Als das Kristall des Lebens zerbrach

12.11.2018, 14:07 Uhr
Als das Kristall des Lebens zerbrach

© Jürgen Leykamm

Bereits 1925 habe sich keine zwei Wochen nach Neugründung der NSDAP in München auch in Weißenburg ein Ortsverband mit 40 Mitgliedern formiert, berichtete die evange-lische Pfarrerin Ursula Starck, Dekanatsbeauftragte für Begegnung von Juden und Christen in Bayern. Aus dem Jahre 1930 existiere ein Foto eines großen Aufmarsches samt Fahnenweihe in der Andreaskirche.

Ab 1933 sei es zu zahlreichen Verhaftungen gekommen. Eine Zeitzeugin habe ihr davon berichtet, dass der eigene Vater als Häftling in Dachau auf einen KZ-Aufseher getroffen sei, mit dem er einst im gleichen Haus gewohnt habe. Auch zwei Geschäfte in Weißenburg seien in den Fokus der Nazis geraten. Starck erinnerte an eine antisemitische Demo gegen das „Weltjudentum“ in Weißenburg und einen „Elternabend“ im gleichen
Geiste. Viele evangelische Pfarrer und Kirchenvorstände hätten damals das Treiben der Nationalsozialisten „geduldet oder sogar unterstützt.“

In der Pogromnacht selbst sei nicht nur gläsernes Kristall gesplittert, sondern auch das des Lebens „eingetrübt und zerbrochen“ worden, machte der katholische Dekan Konrad Bayerle deutlich. Er warf die Frage auf, ob sich „auch heute wieder eine Finsternis zusammenbraut?“ Gemeinsam mit Starck rief er zur Wachsamkeit auf und appellierte an die heute Lebenden, sich „nicht aus der Verantwortung für die Mitmenschlichkeit zu stehlen“.

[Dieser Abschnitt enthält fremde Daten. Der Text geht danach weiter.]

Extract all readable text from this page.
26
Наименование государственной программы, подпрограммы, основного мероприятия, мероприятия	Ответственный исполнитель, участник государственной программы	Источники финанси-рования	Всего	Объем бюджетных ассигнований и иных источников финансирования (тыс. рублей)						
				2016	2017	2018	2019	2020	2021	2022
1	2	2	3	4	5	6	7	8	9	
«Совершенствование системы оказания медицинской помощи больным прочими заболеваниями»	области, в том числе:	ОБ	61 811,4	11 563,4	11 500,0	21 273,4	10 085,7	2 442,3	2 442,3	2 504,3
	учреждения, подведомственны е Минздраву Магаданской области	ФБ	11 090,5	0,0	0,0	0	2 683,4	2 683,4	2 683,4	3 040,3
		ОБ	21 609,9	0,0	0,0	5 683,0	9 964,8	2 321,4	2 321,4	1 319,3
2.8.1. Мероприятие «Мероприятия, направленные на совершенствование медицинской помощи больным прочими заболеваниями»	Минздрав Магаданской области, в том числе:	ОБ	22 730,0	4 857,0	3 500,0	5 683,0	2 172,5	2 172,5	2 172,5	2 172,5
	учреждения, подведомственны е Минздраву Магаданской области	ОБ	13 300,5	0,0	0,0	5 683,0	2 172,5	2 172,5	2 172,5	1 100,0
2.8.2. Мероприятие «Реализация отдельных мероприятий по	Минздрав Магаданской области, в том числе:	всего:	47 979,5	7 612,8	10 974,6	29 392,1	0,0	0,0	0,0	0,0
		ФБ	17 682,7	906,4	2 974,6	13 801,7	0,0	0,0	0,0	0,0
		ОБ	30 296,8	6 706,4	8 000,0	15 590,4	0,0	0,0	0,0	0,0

In Weißenburg sei man bereits rechtsextremen Strömungen entgegen getreten, stellte Oberbürgermeister Jürgen Schröppel fest. Was damals mit der Pogromnacht begann, sei in die „industrielle Tötung von Menschen“ gemündet, sagte der OB, bevor er zum Gedenken an die Opfer und zur Mahnung ein Blumengesteck an einem siebenarmigen Leuchter ablegte. Dort entzündete zu Gebeten Diakonin Ramona Leibinger mit Jugendlichen die Kerzen. Das Gesteck selbst wird noch bis Monatsende am Altar der Andreas-kirche zur Besinnung aufrufen.

Die Gedenkfeier im Gemeindehaus wurde von Schülern des Werner-von-Siemens-Gymnasiums (Johann Be-cker, Nadja Kirchdorfer und Melena Popp) musikalisch eindrucksvoll gestaltet.